In fine, cette démarche porte plusieurs enseignements. Si l’on fait l’effort d’aller patiemment à la rencontre des habitants, en leur proposant des réunions sur des enjeux stratégiques (plutôt qu’à des séances de questions-réponses techniques), en tenant ces rencontres à des horaires adaptés, avec la garantie qu’ils pourront évaluer les apports de leur parole, ils jouent le jeu d’une citoyenneté plus active. À Aplemont, plus de 1000 personnes sont venues au moins à une réunion, 400 ont participé au moins une fois par an à l’évolution du travail et plus de 100 personnes sont toujours engagées dans le processus d’ateliers, toutes les parties de la population du quartier étant représentées à chaque étape ! Cette diversité des publics a été un gage évident de l’esprit ouvert et chaleureux qui a accompagné ce travail. Les habitants retrouvaient à chaque fois l’ambiance et la diversité du « village Aplemont », ce qui appelait chacun à respecter les autres et à faire prévaloir l’intérêt général.
En intégrant les contraintes et aspirations des uns et des autres, un projet complètement neuf a vu le jour.

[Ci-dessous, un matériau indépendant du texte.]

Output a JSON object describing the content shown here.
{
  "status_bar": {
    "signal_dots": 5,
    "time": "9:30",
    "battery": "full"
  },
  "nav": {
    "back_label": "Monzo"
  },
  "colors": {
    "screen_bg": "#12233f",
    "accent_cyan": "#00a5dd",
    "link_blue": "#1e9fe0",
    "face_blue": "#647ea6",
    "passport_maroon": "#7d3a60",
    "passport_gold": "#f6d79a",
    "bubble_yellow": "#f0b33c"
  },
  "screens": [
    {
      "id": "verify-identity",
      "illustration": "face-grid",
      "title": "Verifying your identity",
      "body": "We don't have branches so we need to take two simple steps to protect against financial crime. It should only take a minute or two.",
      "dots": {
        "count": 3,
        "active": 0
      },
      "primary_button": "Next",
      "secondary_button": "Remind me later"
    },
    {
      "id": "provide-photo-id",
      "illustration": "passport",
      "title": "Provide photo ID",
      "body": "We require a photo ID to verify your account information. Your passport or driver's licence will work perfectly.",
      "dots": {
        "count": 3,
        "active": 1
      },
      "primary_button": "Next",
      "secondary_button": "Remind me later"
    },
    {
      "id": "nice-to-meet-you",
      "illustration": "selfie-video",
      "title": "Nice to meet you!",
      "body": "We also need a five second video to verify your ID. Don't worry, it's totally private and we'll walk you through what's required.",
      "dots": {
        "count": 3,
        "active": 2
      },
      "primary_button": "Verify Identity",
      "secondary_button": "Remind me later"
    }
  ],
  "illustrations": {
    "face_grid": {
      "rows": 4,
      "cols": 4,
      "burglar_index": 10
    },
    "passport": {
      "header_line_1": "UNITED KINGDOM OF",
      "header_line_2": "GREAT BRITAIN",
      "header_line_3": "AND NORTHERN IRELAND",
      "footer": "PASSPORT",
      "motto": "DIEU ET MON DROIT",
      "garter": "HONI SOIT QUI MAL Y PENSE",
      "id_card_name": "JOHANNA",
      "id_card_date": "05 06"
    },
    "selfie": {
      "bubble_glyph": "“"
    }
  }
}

En intégrant les contraintes et aspirations des uns et des autres, un projet complètement neuf a vu le jour. Sans doute le bailleur a-t-il renoncé à certaines idées, peut-être les habitants ont-ils remisé certaines envies. Mais personne ne l’a explicitement vécu comme tel. Du côté du bailleur, il serait trompeur de comparer les deux projets, tant ils ont été formulés dans des conditions différentes. S’il y a un peu moins de logements au total, le calendrier de déploiement est plus sécurisé. Surtout, le second projet a l’immense vertu d’être économiquement réalisable. Et du côté des habitants, le sentiment d’avoir réussi à réorienter l’avenir du quartier est collectivement exprimé. Le projet a sans doute des imperfections, mais tous s’y retrouvent et ont la satisfaction d’avoir obtenu un succès alors qu’« au début, on pensait vraiment que ce serait le pot de terre contre le pot de fer ». Le processus continue aujourd’hui et, comme dans toute dynamique collective, rien ne garantit que le bon esprit actuel perdurera. Mais quand des donneurs d’ordre ont le courage de faire confiance aux citoyens, ils sont payés en retour : la démocratie peut réellement conduire à des projets de meilleure qualité et dans des délais accélérés.